As a first step in determining why no feasible solution is possible, you can use AMPL’s expand command to see the constraints that AMPL actually generated. Here are some examples:

``````ampl: expand constr_b;
subject to constr_b:
z[1] = 1;

ampl: expand constr_c[1];
subject to constr_c[1]:
25*x[1,2,1] + 25*x[1,3,1] + 25*x[1,4,1] + 25*x[1,5,1] + 25*x[1,6,1] +
25*x[1,7,1] + 25*x[1,8,1] + 25*x[1,9,1] + 25*x[1,10,1] + 25*x[1,11,1]
+ 25*x[1,12,1] + 25*x[1,13,1] + 25*x[1,14,1] + 25*x[1,15,1] +
25*x[1,16,1] + 25*x[1,17,1] + 25*x[1,18,1] + 25*x[1,19,1] +
25*x[1,20,1] + 25*x[1,21,1] + 25*x[1,22,1] + 25*x[1,23,1] +
25*x[1,24,1] + 25*x[1,25,1] + 25*x[1,26,1] <= 1;

ampl: expand constr_d[1];
subject to constr_d[1]:
-z[1] + x[1,2,1] + x[1,2,2] + x[1,2,3] + x[1,3,1] + x[1,3,2] + x[1,3,3]
+ x[1,4,1] + x[1,4,2] + x[1,4,3] + x[1,5,1] + x[1,5,2] + x[1,5,3] +
x[1,6,1] + x[1,6,2] + x[1,6,3] + x[1,7,1] + x[1,7,2] + x[1,7,3] +
x[1,8,1] + x[1,8,2] + x[1,8,3] + x[1,9,1] + x[1,9,2] + x[1,9,3] +
x[1,10,1] + x[1,10,2] + x[1,10,3] + x[1,11,1] + x[1,11,2] + x[1,11,3]
+ x[1,12,1] + x[1,12,2] + x[1,12,3] + x[1,13,1] + x[1,13,2] +
x[1,13,3] + x[1,14,1] + x[1,14,2] + x[1,14,3] + x[1,15,1] + x[1,15,2]
+ x[1,15,3] + x[1,16,1] + x[1,16,2] + x[1,16,3] + x[1,17,1] +
x[1,17,2] + x[1,17,3] + x[1,18,1] + x[1,18,2] + x[1,18,3] + x[1,19,1]
+ x[1,19,2] + x[1,19,3] + x[1,20,1] + x[1,20,2] + x[1,20,3] +
x[1,21,1] + x[1,21,2] + x[1,21,3] + x[1,22,1] + x[1,22,2] + x[1,22,3]
+ x[1,23,1] + x[1,23,2] + x[1,23,3] + x[1,24,1] + x[1,24,2] +
x[1,24,3] + x[1,25,1] + x[1,25,2] + x[1,25,3] + x[1,26,1] + x[1,26,2]
+ x[1,26,3] = 0;

ampl: expand constr_e[8];
subject to constr_e[8]:
z[8] + y[8,2] + y[8,3] + y[8,4] + y[8,5] + y[8,6] + y[8,7] = 1;
``````

You can examine these constraints to see whether they are what you expect. If you find that one of these constraints is not right, then by examining it carefully, you can determine what you need to fix in the corresponding `subject` `to` statement of the AMPL model.

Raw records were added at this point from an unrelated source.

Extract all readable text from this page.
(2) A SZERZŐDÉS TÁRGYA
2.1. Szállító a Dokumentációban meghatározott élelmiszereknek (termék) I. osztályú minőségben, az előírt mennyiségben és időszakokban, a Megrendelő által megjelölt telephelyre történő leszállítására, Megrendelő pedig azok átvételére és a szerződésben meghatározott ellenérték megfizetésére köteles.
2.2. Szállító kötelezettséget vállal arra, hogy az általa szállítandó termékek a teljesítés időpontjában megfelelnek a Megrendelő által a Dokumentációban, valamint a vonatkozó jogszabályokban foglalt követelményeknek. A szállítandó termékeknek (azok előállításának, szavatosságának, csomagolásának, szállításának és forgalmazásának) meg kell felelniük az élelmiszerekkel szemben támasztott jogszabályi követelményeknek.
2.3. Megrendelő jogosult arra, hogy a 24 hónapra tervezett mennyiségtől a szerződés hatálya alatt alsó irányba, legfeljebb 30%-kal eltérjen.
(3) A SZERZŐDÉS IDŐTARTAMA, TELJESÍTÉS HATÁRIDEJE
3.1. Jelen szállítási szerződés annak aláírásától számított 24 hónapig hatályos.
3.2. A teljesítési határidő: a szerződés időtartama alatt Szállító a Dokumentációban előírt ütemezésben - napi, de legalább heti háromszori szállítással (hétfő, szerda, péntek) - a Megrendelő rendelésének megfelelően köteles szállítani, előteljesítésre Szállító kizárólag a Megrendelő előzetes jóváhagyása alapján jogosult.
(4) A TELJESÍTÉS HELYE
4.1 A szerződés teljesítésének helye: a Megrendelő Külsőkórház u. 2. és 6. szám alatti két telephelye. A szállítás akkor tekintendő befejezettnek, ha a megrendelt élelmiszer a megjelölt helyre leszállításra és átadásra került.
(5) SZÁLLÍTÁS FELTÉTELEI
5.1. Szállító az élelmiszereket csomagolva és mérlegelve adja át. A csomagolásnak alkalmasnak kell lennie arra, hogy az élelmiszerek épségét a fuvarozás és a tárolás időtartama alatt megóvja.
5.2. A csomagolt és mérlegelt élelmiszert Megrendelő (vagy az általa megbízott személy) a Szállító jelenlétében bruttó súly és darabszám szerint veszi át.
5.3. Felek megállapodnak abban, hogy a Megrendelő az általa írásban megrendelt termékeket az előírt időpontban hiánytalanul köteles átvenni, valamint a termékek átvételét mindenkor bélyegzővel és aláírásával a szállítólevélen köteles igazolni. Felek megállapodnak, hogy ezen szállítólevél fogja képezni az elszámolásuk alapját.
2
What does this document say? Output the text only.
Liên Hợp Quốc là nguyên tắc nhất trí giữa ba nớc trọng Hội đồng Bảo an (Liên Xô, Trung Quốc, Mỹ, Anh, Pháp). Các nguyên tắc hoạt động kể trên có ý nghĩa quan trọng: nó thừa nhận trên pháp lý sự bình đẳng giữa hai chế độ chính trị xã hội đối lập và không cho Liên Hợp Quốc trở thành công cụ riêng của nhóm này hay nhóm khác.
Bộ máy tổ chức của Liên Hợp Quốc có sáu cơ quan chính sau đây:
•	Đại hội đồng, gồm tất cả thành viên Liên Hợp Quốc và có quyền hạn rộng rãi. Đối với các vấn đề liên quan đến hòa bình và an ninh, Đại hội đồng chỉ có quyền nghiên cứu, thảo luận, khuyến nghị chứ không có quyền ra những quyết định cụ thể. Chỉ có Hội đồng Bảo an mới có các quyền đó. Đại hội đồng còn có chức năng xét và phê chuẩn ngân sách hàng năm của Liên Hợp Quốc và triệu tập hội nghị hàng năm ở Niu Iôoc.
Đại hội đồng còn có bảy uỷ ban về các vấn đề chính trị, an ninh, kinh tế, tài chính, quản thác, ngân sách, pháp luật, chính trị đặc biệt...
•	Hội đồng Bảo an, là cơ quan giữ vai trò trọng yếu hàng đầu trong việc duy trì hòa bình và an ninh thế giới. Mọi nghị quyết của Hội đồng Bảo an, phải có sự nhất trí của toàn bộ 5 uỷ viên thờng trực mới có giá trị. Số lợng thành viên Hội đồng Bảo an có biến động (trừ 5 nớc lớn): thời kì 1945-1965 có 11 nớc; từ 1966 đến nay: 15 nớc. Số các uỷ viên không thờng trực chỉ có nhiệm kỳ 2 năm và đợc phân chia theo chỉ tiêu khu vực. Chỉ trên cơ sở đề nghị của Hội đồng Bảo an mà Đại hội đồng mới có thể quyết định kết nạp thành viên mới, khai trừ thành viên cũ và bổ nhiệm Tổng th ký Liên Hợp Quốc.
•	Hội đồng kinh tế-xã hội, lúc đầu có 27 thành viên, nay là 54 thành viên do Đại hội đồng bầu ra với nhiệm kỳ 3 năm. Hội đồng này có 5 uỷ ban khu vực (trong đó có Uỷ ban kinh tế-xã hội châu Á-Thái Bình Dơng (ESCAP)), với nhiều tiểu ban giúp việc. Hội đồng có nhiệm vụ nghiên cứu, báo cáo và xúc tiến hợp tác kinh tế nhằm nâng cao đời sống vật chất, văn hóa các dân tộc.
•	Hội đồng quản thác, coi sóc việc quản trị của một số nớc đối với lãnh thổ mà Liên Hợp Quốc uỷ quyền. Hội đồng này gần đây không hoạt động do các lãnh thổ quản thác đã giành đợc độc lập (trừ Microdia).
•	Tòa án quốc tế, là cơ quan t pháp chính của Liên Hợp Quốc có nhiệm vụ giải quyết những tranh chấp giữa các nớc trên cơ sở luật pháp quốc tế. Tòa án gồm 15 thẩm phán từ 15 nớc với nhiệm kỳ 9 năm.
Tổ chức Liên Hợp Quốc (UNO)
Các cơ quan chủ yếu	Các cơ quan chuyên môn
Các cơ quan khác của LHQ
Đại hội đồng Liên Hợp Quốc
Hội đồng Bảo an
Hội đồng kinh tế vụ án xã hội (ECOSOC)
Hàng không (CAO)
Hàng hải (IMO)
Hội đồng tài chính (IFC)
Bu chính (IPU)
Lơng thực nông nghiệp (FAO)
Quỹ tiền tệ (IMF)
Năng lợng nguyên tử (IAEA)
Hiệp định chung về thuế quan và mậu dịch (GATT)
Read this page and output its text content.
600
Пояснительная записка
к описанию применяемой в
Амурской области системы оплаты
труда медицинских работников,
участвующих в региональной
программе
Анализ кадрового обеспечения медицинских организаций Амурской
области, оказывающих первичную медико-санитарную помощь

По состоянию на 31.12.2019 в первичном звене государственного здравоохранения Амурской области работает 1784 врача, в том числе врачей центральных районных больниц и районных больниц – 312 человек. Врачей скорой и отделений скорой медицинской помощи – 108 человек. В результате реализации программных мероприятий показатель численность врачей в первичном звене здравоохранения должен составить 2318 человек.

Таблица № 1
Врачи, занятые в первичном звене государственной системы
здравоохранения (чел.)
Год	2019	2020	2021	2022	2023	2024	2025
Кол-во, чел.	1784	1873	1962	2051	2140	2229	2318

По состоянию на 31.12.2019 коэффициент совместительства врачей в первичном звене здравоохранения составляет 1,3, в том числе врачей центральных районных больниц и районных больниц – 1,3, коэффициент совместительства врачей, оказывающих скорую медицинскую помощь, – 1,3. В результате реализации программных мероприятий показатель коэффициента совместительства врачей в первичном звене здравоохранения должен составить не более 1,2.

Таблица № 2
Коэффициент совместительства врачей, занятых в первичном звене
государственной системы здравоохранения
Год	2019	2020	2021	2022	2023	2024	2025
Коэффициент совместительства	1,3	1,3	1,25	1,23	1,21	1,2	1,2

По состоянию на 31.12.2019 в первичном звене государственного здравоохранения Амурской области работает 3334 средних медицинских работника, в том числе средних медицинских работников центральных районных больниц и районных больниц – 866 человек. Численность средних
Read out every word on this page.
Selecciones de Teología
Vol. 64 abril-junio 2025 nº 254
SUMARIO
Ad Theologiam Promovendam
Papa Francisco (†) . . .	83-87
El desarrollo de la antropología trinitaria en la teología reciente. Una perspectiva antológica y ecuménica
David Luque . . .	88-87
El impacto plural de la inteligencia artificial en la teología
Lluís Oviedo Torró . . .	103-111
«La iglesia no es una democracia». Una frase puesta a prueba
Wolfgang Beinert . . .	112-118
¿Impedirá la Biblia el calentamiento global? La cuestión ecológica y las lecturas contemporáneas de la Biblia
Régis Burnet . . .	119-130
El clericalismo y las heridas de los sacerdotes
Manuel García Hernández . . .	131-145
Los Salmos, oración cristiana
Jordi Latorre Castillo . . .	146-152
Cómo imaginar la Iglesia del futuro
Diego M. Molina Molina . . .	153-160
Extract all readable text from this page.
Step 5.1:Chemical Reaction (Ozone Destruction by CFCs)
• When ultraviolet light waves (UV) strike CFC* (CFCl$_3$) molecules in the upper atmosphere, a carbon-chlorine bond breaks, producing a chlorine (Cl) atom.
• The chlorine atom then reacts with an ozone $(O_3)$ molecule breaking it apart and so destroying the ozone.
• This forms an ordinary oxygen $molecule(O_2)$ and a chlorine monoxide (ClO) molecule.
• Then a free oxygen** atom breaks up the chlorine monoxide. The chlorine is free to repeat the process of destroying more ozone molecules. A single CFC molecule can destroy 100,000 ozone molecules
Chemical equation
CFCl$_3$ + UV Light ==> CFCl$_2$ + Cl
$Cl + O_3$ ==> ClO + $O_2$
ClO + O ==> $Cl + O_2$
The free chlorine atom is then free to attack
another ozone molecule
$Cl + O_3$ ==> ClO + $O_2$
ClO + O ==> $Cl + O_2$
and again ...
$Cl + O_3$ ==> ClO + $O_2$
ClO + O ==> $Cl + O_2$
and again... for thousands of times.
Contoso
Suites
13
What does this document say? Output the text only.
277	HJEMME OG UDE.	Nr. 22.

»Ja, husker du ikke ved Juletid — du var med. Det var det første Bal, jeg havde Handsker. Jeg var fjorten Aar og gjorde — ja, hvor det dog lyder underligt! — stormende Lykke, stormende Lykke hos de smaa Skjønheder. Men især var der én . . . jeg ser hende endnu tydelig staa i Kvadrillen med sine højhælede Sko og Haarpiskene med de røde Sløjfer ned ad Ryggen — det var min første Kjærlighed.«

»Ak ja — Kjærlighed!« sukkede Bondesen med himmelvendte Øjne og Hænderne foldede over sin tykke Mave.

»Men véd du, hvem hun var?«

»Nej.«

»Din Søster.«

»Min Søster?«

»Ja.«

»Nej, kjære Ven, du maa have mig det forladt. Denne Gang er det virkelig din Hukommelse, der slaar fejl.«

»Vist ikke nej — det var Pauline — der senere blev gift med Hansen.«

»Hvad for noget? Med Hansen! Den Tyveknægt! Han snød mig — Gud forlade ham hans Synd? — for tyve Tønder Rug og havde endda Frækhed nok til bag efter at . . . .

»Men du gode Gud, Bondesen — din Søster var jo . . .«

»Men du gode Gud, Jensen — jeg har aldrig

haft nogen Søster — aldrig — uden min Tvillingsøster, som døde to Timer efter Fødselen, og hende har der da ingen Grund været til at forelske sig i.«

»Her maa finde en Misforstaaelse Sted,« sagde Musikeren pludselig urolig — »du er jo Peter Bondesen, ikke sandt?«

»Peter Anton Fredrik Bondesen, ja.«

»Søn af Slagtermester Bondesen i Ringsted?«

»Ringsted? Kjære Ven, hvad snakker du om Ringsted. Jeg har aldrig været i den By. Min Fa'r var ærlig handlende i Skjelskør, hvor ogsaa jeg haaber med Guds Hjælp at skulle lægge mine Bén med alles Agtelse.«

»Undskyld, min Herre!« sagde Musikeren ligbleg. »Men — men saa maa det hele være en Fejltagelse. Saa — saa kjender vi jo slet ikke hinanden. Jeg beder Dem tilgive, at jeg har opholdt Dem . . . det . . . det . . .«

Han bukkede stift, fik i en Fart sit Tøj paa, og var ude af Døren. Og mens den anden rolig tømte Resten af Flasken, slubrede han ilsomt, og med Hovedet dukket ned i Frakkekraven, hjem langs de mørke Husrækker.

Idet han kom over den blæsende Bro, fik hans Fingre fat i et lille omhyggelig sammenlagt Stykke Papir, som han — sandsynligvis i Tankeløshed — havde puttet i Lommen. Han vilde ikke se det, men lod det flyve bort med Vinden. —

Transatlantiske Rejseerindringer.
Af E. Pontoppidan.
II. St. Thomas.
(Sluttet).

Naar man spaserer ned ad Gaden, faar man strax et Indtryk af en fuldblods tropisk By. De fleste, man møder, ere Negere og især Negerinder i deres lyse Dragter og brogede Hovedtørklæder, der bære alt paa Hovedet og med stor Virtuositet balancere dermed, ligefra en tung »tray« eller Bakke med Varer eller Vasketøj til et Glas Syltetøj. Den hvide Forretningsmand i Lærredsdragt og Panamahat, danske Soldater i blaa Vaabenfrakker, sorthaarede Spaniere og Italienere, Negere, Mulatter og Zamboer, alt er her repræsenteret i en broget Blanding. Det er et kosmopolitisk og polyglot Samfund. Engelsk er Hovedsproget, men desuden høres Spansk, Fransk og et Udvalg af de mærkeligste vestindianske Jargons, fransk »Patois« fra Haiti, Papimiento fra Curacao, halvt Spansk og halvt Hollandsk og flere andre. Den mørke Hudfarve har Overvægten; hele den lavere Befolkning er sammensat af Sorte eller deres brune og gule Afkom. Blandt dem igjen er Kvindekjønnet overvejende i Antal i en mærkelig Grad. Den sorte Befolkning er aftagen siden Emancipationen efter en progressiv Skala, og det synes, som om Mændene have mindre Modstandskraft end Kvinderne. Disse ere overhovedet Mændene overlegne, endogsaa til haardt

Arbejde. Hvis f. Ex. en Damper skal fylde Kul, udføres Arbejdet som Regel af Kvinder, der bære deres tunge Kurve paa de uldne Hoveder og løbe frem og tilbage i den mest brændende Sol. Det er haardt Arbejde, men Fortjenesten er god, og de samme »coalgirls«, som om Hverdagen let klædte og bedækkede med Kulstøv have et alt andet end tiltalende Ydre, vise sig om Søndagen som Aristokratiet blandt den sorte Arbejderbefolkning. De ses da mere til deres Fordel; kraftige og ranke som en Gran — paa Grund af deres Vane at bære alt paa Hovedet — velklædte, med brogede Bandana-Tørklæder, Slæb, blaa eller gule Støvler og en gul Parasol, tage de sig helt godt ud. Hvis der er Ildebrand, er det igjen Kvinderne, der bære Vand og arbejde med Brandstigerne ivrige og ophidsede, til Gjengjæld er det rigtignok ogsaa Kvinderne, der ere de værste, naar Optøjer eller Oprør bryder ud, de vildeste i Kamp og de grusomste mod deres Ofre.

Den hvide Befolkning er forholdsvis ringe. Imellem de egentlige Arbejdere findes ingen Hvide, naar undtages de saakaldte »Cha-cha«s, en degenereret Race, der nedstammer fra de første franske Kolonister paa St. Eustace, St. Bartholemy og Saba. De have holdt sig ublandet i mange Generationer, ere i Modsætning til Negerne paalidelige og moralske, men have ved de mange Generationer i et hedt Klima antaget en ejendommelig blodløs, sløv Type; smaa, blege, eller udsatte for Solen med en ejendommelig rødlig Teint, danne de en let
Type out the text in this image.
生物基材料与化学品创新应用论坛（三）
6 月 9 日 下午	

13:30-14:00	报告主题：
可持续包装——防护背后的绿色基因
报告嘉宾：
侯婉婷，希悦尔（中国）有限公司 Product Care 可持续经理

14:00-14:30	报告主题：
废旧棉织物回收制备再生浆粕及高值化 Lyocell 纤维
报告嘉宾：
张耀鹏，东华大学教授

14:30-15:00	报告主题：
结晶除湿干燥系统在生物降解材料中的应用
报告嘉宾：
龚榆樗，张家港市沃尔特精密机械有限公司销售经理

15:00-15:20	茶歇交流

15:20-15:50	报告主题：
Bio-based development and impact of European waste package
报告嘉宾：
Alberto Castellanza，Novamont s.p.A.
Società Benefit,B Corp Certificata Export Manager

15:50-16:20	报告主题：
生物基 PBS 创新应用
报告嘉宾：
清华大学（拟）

(You can also use a command like `expand` `constr_d;` to see all of the constraints generated from one constraint definition, or `expand` `constr_d` `>constr_d.txt;` to write all the constraints to a file.)

Also some solvers have features to help you find the cause of the infeasibility, but get help with that, you need to say which solver you are using.